Başıma geçen sene İstanbul-Van yolculuğunda olduğu gibi tuhaf şeyler geliyor, bu işleri bilenler ‘uyarı’ diyorlar, ‘mesaj’ diyorlar. En son olarak, KCK davasından gözaltına alınan arkadaşım Büşra Ersanlı ile temmuz ayında yaptığım bir telefon görüşmesi basına sızmış, heveslileri ‘Nuray Mert, KCK’ya takıldı’ başlığı ile âleme duyurma işine koyulmuş durumda. Mesaj alındı! Ama gereğini yapamayacağım.
Hepimizin doğruları farklı
Telefonlarımızın dinlendiğini zaten tahmin ediyoruz, ama daha önemlisi, ben zaten söyleyeceklerimi açıkça yazıp altına imza atıyorum. Açıkladıklarımın dışında gizli fikir ve emellerim olmayacağını akıl ve vicdan sahibi herkes tahmin edebilir. Ama maksat başka ise, her söylenen, her yapılan olmadık yerlere çekilebilir, o konuda yapılacak bir şey yok. Bu ülkede yaşayan herkes için en doğru olduğuna inandığım şeyleri söylüyorum. Tabii ki benim doğrularımı herkesin kabul etmesi, herkesin benim gibi düşünmesini beklemiyorum. Ama hepsi bu. Yani hepimizin doğruları farklı. Bu gerçeği kabul etmek başka, uyarılar gereği (eğer buysa), doğru bildiklerimi söylemekten imtina etmek başka şey.
İkiyüzlülüğe tanık olduk
Birçok kez yazdım, dünyanın en cesur insanı değilim, kahramanlık gibi hayallerim hiç olmadı, ama doğru bildiklerimi söylemekten vazgeçersem kendime saygım kalmaz, öylesi bir yaşam sürmek mümkün değil. Sadece bu nedenle, tüm olanlar uyarı ise, gereğini yapmak elimden gelmez. İnsanın iktidardayken veya görüşleri iktidardayken doğru bildiğini yapmasının maliyeti yok, ama güçsüz pozisyonda iken doğru bildiğini yapmasının maliyeti ağır olabiliyor. Allah beterinden saklasın, ama dua etmekten başka bir şey yapamam.

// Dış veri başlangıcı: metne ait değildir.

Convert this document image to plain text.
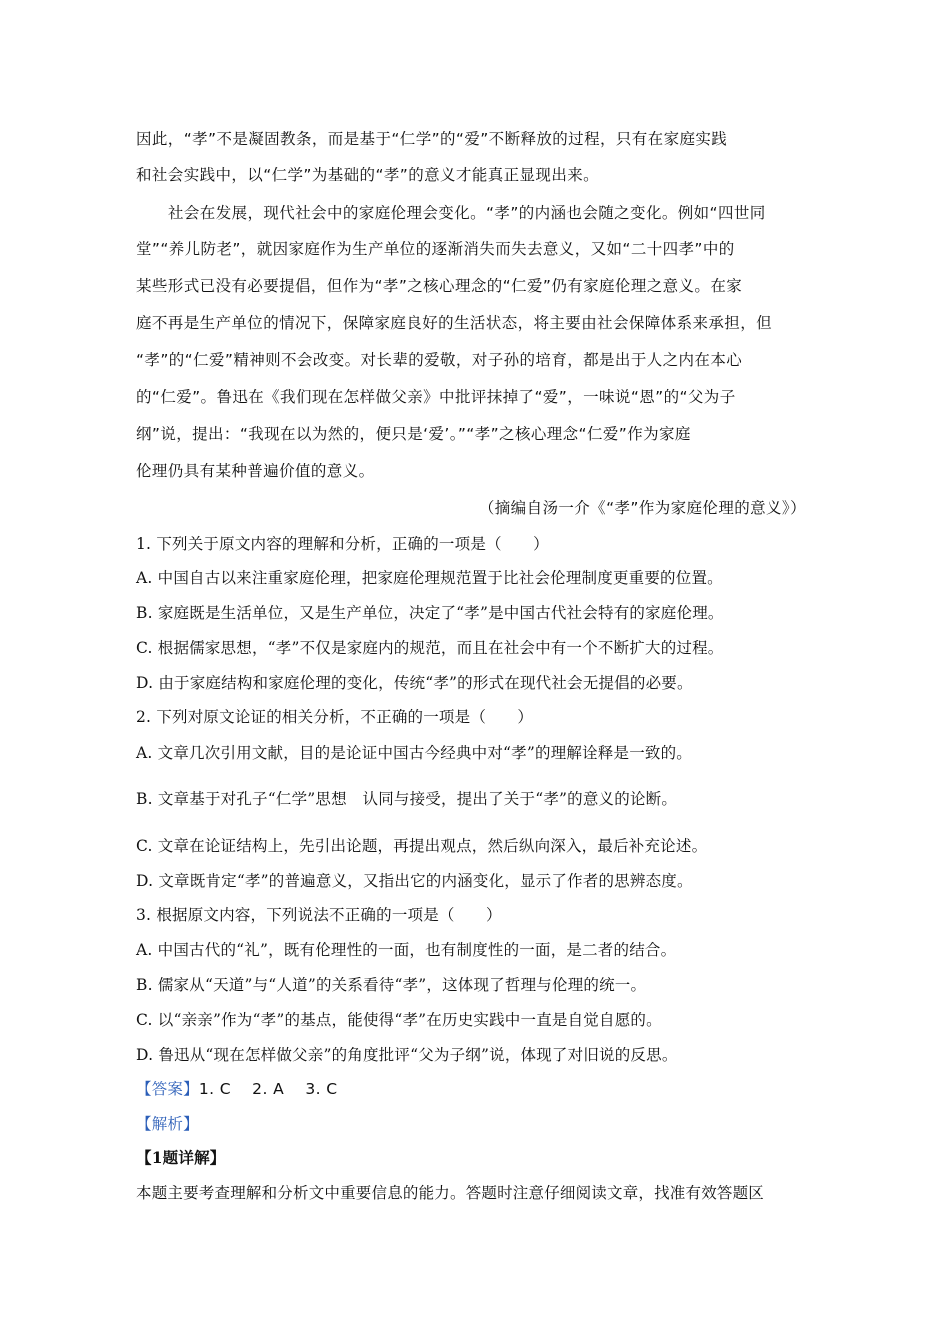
因此，“孝”不是凝固教条，而是基于“仁学”的“爱”不断释放的过程，只有在家庭实践
和社会实践中，以“仁学”为基础的“孝”的意义才能真正显现出来。
社会在发展，现代社会中的家庭伦理会变化。“孝”的内涵也会随之变化。例如“四世同
堂”“养儿防老”，就因家庭作为生产单位的逐渐消失而失去意义，又如“二十四孝”中的
某些形式已没有必要提倡，但作为“孝”之核心理念的“仁爱”仍有家庭伦理之意义。在家
庭不再是生产单位的情况下，保障家庭良好的生活状态，将主要由社会保障体系来承担，但
“孝”的“仁爱”精神则不会改变。对长辈的爱敬，对子孙的培育，都是出于人之内在本心
的“仁爱”。鲁迅在《我们现在怎样做父亲》中批评抹掉了“爱”，一味说“恩”的“父为子
纲”说，提出：“我现在以为然的，便只是‘爱’。”“孝”之核心理念“仁爱”作为家庭
伦理仍具有某种普遍价值的意义。
（摘编自汤一介《“孝”作为家庭伦理的意义》）
1. 下列关于原文内容的理解和分析，正确的一项是（　　）
A. 中国自古以来注重家庭伦理，把家庭伦理规范置于比社会伦理制度更重要的位置。
B. 家庭既是生活单位，又是生产单位，决定了“孝”是中国古代社会特有的家庭伦理。
C. 根据儒家思想，“孝”不仅是家庭内的规范，而且在社会中有一个不断扩大的过程。
D. 由于家庭结构和家庭伦理的变化，传统“孝”的形式在现代社会无提倡的必要。
2. 下列对原文论证的相关分析，不正确的一项是（　　）
A. 文章几次引用文献，目的是论证中国古今经典中对“孝”的理解诠释是一致的。
B. 文章基于对孔子“仁学”思想　认同与接受，提出了关于“孝”的意义的论断。
C. 文章在论证结构上，先引出论题，再提出观点，然后纵向深入，最后补充论述。
D. 文章既肯定“孝”的普遍意义，又指出它的内涵变化，显示了作者的思辨态度。
3. 根据原文内容，下列说法不正确的一项是（　　）
A. 中国古代的“礼”，既有伦理性的一面，也有制度性的一面，是二者的结合。
B. 儒家从“天道”与“人道”的关系看待“孝”，这体现了哲理与伦理的统一。
C. 以“亲亲”作为“孝”的基点，能使得“孝”在历史实践中一直是自觉自愿的。
D. 鲁迅从“现在怎样做父亲”的角度批评“父为子纲”说，体现了对旧说的反思。
【答案】1. C　 2. A　 3. C
【解析】
【1题详解】
本题主要考查理解和分析文中重要信息的能力。答题时注意仔细阅读文章，找准有效答题区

En çok gücüme giden, bugünlere gelinene de kadar, demokrasiden uzaklaşma konusunda ‘mazeret mucitliği’ yapanların, işer bu noktaya geldikten sonra, demokratik çıkış yapma, insaniyet gösterme çabaları. Büşra’nın gözaltına alınmasından sonra bu ikiyüzlülüğe bolca tanık olduk. O nedenle, şimdiden söyleyeyim, ilerde ne olur bilinmez. Tatsız şeyler olursa, bu mazeret mucitleri lütfen adımı ağızlarına almasınlar, sahte demokratlık ve insaniyet gösterilerine girişmesinler.
Zamanında duyurulamazsa...
İktidarlar her zaman demokratik yollardan uzaklaşabilirler, bir memleketin aydını, demokratı zamanında sesini duyurmazsa, bu konuda ortaklaşmak yerine birbirine çamur atma, mahkûm etme, yaftalama ve dolayısı ile iktidar ilahlarının önüne ‘kurban’ atma derdine düşerse gerisi böyle gelir. Ben büyük sorumluluğu, iktidardan önce onlarda görüyorum. Bundan sonra ikiyüzlülüğün âlemi yok, bu kez ‘iki bayram’ yaşasınlar, yollarını döşedikleri ‘Kurban’ Bayramı da hepsine kutlu olsun!